Marta Martins começou a participar no Cortejo das Flores com seis anos, acompanhando a avó paterna, que lhe transmitiu o gosto pela tradição
Marta Martins tinha apenas seis anos quando subiu ao Monte de Santa Quitéria no Cortejo das Flores pela primeira vez. Aos 20 anos, continua a percorrer o mesmo caminho ao lado da avó paterna, Conceição Moreira, de quem herdou o gosto pela tradição feita de flores, devoção e memória, que há mais de 125 anos embelezam a cidade.
Emigrada em França durante vários anos, a avó São nunca deixou que a distância a afastasse por completo das tradições da terra. Quando regressou a Felgueiras, o Cortejo das Flores voltou a ocupar um lugar especial na sua vida, agora vivido com mais tempo e dedicação, algo que não passou despercebido à neta, que desde cedo cresceu a ver a avó “a preparar os cestos de flores e a participar com grande entusiasmo”.
Nas memórias de infância, Marta recorda o feriado municipal dedicado a São Pedro, como um momento de encontro familiar, marcado pela subida da avó São ao Monte de Santa Quitéria e mais tarde pelo piquenique com os pais, avós e tios, que fazia daquele dia uma celebração partilhada entre gerações. A vontade de participar começou aí “de forma muito natural”, celebrando o dia da cidade, mas sobretudo celebrando a família.

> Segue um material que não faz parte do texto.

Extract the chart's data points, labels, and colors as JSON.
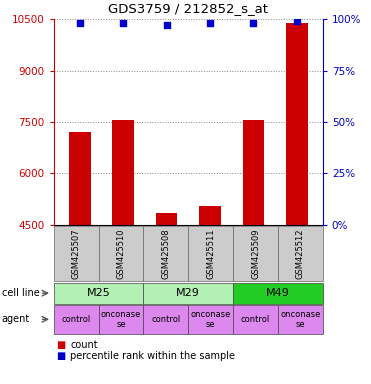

É pelo lugar da Estradinha que a neta e a avó desfilam há mais de dez anos, agora juntas erguendo à cabeça ou ao braço os ícones da celebração – os cestos de flores. A família acaba por estar envolvida de diferentes formas, recorda Marta Martins, ao lembrar a primeira vez que carregou um cesto de flores, na altura, feito pelo avô paterno, que não quis deixar aos pés da imagem de Nossa Senhora de Fátima, no topo do monte, como é habitual.
Ao longo dos anos, foi encontrando, além da tradição e do ambiente festivo, um “espírito de união entre as pessoas”, ficando “evidente o significado que o cortejo tem para a comunidade e para a cidade”, reforça a jovem. É, essencialmente, uma experiência coletiva, vivida também pela mãe, que participa no cortejo que, para muitos, representa um dos momentos altos das festas de São Pedro.
O caminho íngreme, feito quase sempre num dia marcado por altas temperaturas, torna a subida ao Monte de Santa Quitéria fisicamente exigente, mas não o suficiente para afetar a experiência, até porque “a motivação e o ambiente fazem com que tudo valha a pena”, expressa a felgueirense.
Mesmo a viver a mais de 300 quilómetros de casa, enquanto estuda na Academia da Força Aérea, em Sintra, Marta Martins faz questão de regressar a Felgueiras para as Festas de São Pedro e manter viva a ligação ao Cortejo das Flores. “Sinto bastante orgulho”, diz, sublinhando a importância de preservar estas tradições “porque fazem parte da nossa identidade”, algo que recusa deixar cair no esquecimento da família.